The ablation operation itself is a projection. Given a weight matrix W at the target layer and the extracted refusal direction vector d, the ablated weight is computed as:

# Refusal direction extraction
d = mean(harmful_activations) - mean(benign_activations)
d = d / norm(d)  # Normalize

# Ablation: project out the refusal direction
W_ablated = W - (W @ d) @ d.T

This operation removes the component of W that lies along the refusal direction d. After ablation, the model can no longer represent the refusal behavior encoded in that direction. The Optuna TPE optimizer searches over:

  • Target layer – Which transformer layer to ablate (typically in the middle-to-late layers)
  • Scaling factor – How strongly to apply the ablation (0.0 to 1.0)
  • Projection method – PCA-based vs. mean-difference for direction extraction

Amazing: The community has published over 1,247 Heretic-processed models on HuggingFace, demonstrating the tool’s reliability and the demand for ablated models across different base architectures.

Comparison with Manual Abliteration

Aspect Manual Abliteration Heretic (Automatic)
Parameter tuning Manual trial-and-error Optuna TPE Bayesian search
Target layer selection Manual inspection Automatic optimization
Scaling factor Guessed or grid-searched TPE-optimized
Time to process Hours to days ~45 minutes (RTX 3090)
Reproducibility Low (depends on researcher) High (deterministic optimization)
HuggingFace publishing Manual upload Automatic registration

Research Foundations

Heretic builds on two key research papers:

  1. Arditi et al. (2024) – “Refusal in Language Models is Mediated by a Single Direction” – Demonstrated that safety-aligned LLMs encode refusal behavior along a single direction in activation space, making it possible to remove refusal by ablating that direction.

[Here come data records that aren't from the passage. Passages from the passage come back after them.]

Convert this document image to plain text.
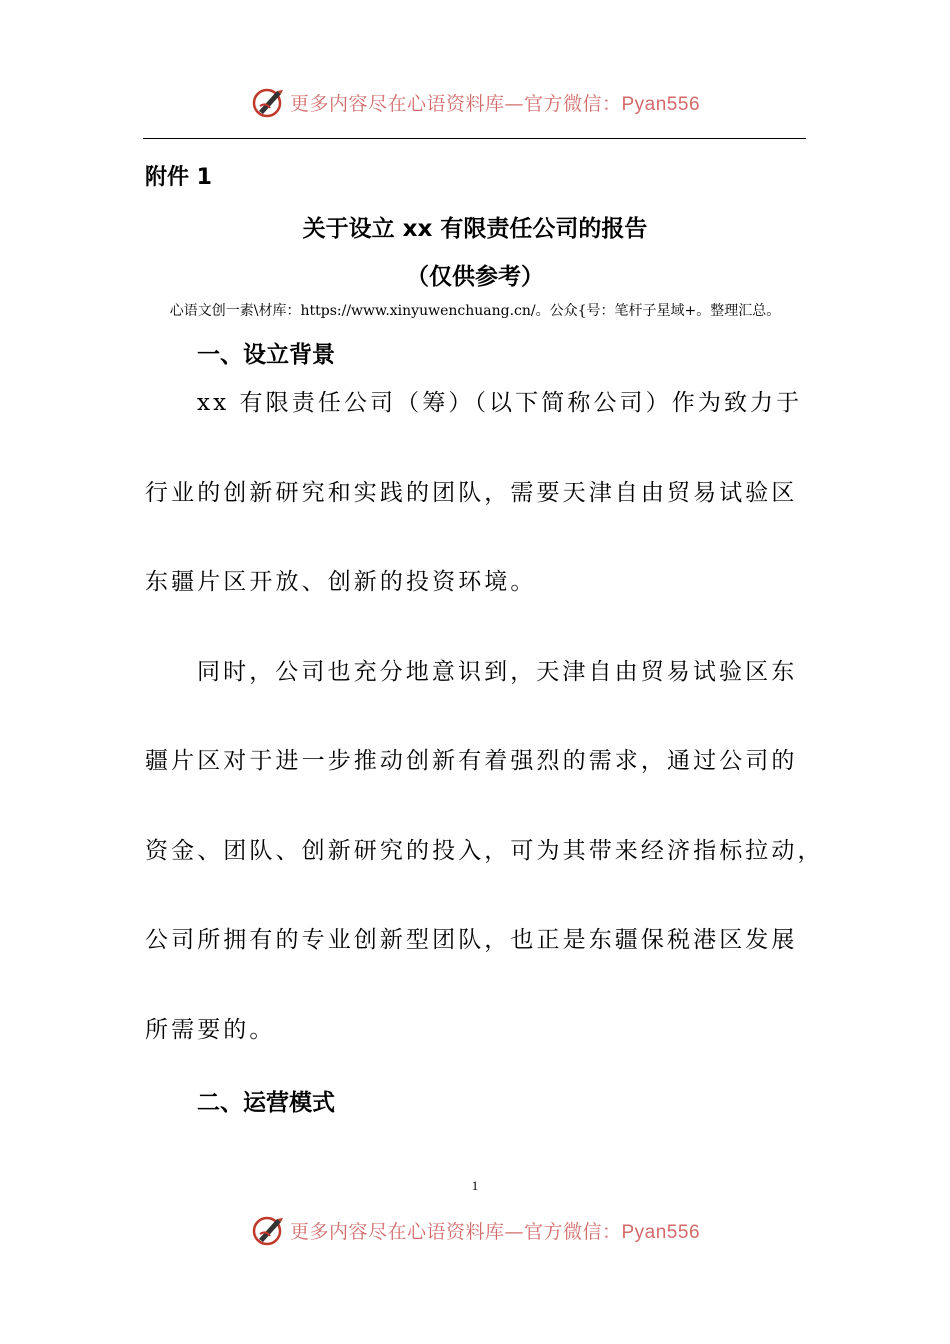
更多内容尽在心语资料库—官方微信：Pyan556
附件 1
关于设立 xx 有限责任公司的报告
（仅供参考）
心语文创一素\材库：https://www.xinyuwenchuang.cn/。公众{号：笔杆子星域+。整理汇总。
一、设立背景
xx 有限责任公司（筹）（以下简称公司）作为致力于
行业的创新研究和实践的团队，需要天津自由贸易试验区
东疆片区开放、创新的投资环境。
同时，公司也充分地意识到，天津自由贸易试验区东
疆片区对于进一步推动创新有着强烈的需求，通过公司的
资金、团队、创新研究的投入，可为其带来经济指标拉动，
公司所拥有的专业创新型团队，也正是东疆保税港区发展
所需要的。
二、运营模式
1
更多内容尽在心语资料库—官方微信：Pyan556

  2. Lai (2025) – Extended the directional ablation approach with Optuna TPE optimization, showing that automated parameter search significantly outperforms manual tuning for ablation quality.

Conclusion

Heretic represents a significant advancement in the study of LLM safety alignment. By automating the directional ablation process with Optuna TPE optimization, it transforms what was previously a labor-intensive manual procedure into a single-command operation. The tool’s impact is evident in the 1,247+ community-published models on HuggingFace, and its clean Python package structure makes it accessible to researchers and practitioners alike. Whether used for red-teaming safety evaluations or for studying the geometry of refusal in language models, Heretic provides a rigorous, reproducible, and efficient framework for abliteration research.